Nancy Dome: That could have easily been my sister and I without the right supports and guidance. Unless there is an inherent belief, and I think there is for some people, that kids of color, particularly Hispanic and black children are just naturally predisposed for bad behavior, then it didn’t make any sense to me why they would be 90% of enrollment in a district that doesn’t even have, that has a low number of these kids anyway, right? So you start to see Alternative Ed district that is 90% kids of color, and when they’re going to school districts where they only make up 12 and 8% of the population.
The majority of them are being expelled out of school. Actually, my dissertation was looking at learning styles and how there was a disconnect between the kids that were put in Alternative Ed and expelled out of public school and how we taught school and traditional education. What we found, what I found in my research was that most of the kids that ended up Alt. Ed. were very kinesthetic learners, which was really contrary to how we teach in schools. So they need to talk, they need to move, they need to act. Many of them have special education designations.
You start to see this pattern of, you can almost predict just — they say now that you can predict that third grade, who’s going to flunk out of school. At third grade, which is crazy to me. That means the system is already messed up. If you can tell in third grade who’s going to flunk, then the system has to change, right? We can help them at third grade and now we’re going to do it and 12th grade or ninth grade? I just think that the way that schools have been designed, really have been to create what I just called sheep — and this is coming from an educator.
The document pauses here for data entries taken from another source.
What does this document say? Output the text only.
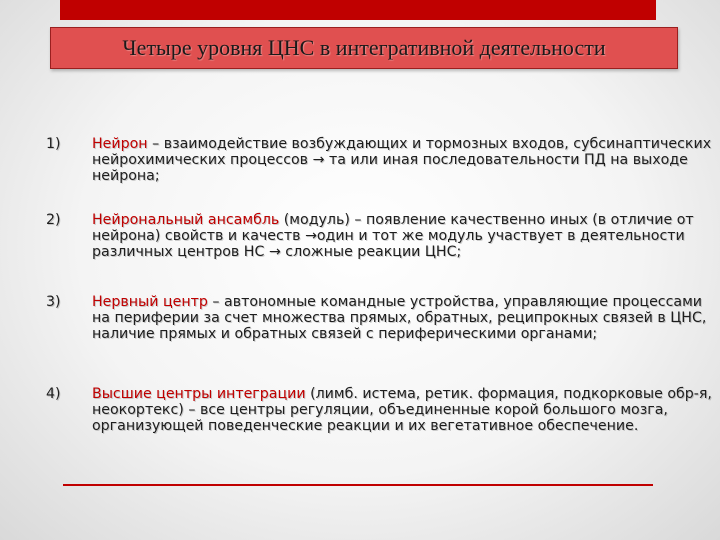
Четыре уровня ЦНС в интегративной деятельности
1) Нейрон – взаимодействие возбуждающих и тормозных входов, субсинаптических нейрохимических процессов → та или иная последовательности ПД на выходе нейрона;
2) Нейрональный ансамбль (модуль) – появление качественно иных (в отличие от нейрона) свойств и качеств →один и тот же модуль участвует в деятельности различных центров НС → сложные реакции ЦНС;
3) Нервный центр – автономные командные устройства, управляющие процессами на периферии за счет множества прямых, обратных, реципрокных связей в ЦНС, наличие прямых и обратных связей с периферическими органами;
4) Высшие центры интеграции (лимб. истема, ретик. формация, подкорковые обр-я, неокортекс) – все центры регуляции, объединенные корой большого мозга, организующей поведенческие реакции и их вегетативное обеспечение.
I don’t think that it really — we talk about critical thinking, we talk about self-actualization using Maslow’s hierarchy, but I don’t think a lot of the things that we actually practice, actually encourage what we say we’re trying to teach.
Benji Block: Well, it takes us back to the beginning, right? Because it’s the water we swim in. It’s the systems that were created before us and then it becomes impossible to see them, sometimes. We’re operating in them, wondering why it’s not working. It’s something that can easily seem to be invisible to us. We’re just becoming products or creating kids that are products of systems that are broken and need adjustment. There’s a lot there like I said, I could have a five-hour conversation with you. My wife’s a middle school teacher. I resonate with this in a different way.
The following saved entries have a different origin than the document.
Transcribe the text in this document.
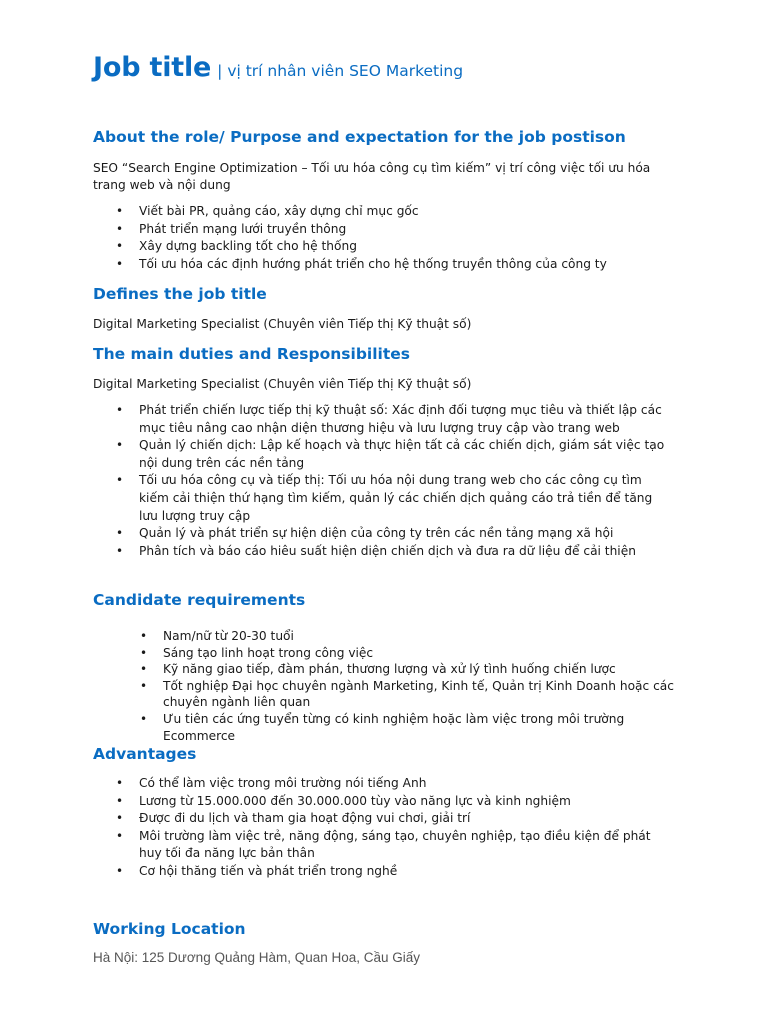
Job title | vị trí nhân viên SEO Marketing
About the role/ Purpose and expectation for the job postison

SEO “Search Engine Optimization – Tối ưu hóa công cụ tìm kiếm” vị trí công việc tối ưu hóa trang web và nội dung

• Viết bài PR, quảng cáo, xây dựng chỉ mục gốc
• Phát triển mạng lưới truyền thông
• Xây dựng backling tốt cho hệ thống
• Tối ưu hóa các định hướng phát triển cho hệ thống truyền thông của công ty
Defines the job title

Digital Marketing Specialist (Chuyên viên Tiếp thị Kỹ thuật số)

The main duties and Responsibilites

Digital Marketing Specialist (Chuyên viên Tiếp thị Kỹ thuật số)

• Phát triển chiến lược tiếp thị kỹ thuật số: Xác định đối tượng mục tiêu và thiết lập các mục tiêu nâng cao nhận diện thương hiệu và lưu lượng truy cập vào trang web
• Quản lý chiến dịch: Lập kế hoạch và thực hiện tất cả các chiến dịch, giám sát việc tạo nội dung trên các nền tảng
• Tối ưu hóa công cụ và tiếp thị: Tối ưu hóa nội dung trang web cho các công cụ tìm kiếm cải thiện thứ hạng tìm kiếm, quản lý các chiến dịch quảng cáo trả tiền để tăng lưu lượng truy cập
• Quản lý và phát triển sự hiện diện của công ty trên các nền tảng mạng xã hội
• Phân tích và báo cáo hiêu suất hiện diện chiến dịch và đưa ra dữ liệu để cải thiện
Candidate requirements
• Nam/nữ từ 20-30 tuổi
• Sáng tạo linh hoạt trong công việc
• Kỹ năng giao tiếp, đàm phán, thương lượng và xử lý tình huống chiến lược
• Tốt nghiệp Đại học chuyên ngành Marketing, Kinh tế, Quản trị Kinh Doanh hoặc các chuyên ngành liên quan
• Ưu tiên các ứng tuyển từng có kinh nghiệm hoặc làm việc trong môi trường Ecommerce
Advantages
• Có thể làm việc trong môi trường nói tiếng Anh
• Lương từ 15.000.000 đến 30.000.000 tùy vào năng lực và kinh nghiệm
• Được đi du lịch và tham gia hoạt động vui chơi, giải trí
• Môi trường làm việc trẻ, năng động, sáng tạo, chuyên nghiệp, tạo điều kiện để phát huy tối đa năng lực bản thân
• Cơ hội thăng tiến và phát triển trong nghề
Working Location

Hà Nội: 125 Dương Quảng Hàm, Quan Hoa, Cầu Giấy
One of the things that we need to talk about, you talk and outline really clearly different communication styles. This impacts how we interpret each other and how we come off and are perceived. Talk to us a little bit about the different styles and how to go about those harder conversations. What do we need to be paying attention to, because we all communicate so differently?
Nancy Dome: The styles are really important for us to understand because it dictates how we show up in our conversations, right? So for instance, we talked about, there’s aggressive, there’s passive-aggressive. There’s passive and then there’s — my mind just did a blank, but I have don’t have it in front of me, but all those four styles are completely different, right? So, if you’re a passive communicator that means that you may not necessarily be saying everything that’s on your mind. You’re just laying back, you may not speak up, but if you’re talking to me and I’m assertive, thank you, because I have to think about myself. I’m very assertive. And actually assertive, which also because then you throw my skin color on it, you throw my size on it and people assume that my assertiveness is aggressive, right? Again, impact and intent.
I say, I’m assertive because I’m going to speak truth and I’m going to tell you, but I’m never going to try to hurt you and people will see it as aggressive. That is an example. If I don’t understand that you are more passive in your communication more timid in your communication, I can come off way too strong. It’s not about me being the only one changing it, but if you’re aware, also that you’re passive, and you’re communicating with someone who’s assertive, how do you move to the center a little bit?
If you think about these being at the four quadrants at the very far corners the extreme — the extreme passive, the extreme assertive and extreme passive-aggressive, extreme aggressive — how do we meet in the middle, so that I temper my assertiveness and it’s still going to, I’m going to be direct, but there may be more of an entry, like more of an opening that now I’m more concerned about creating a space where you feel that you can say something to me, that you feel safe in the communication. But also your responsibility as a passive communicator is to lean into that discomfort a little bit and be willing to take a risk on the hope that we can meet somewhere in the middle.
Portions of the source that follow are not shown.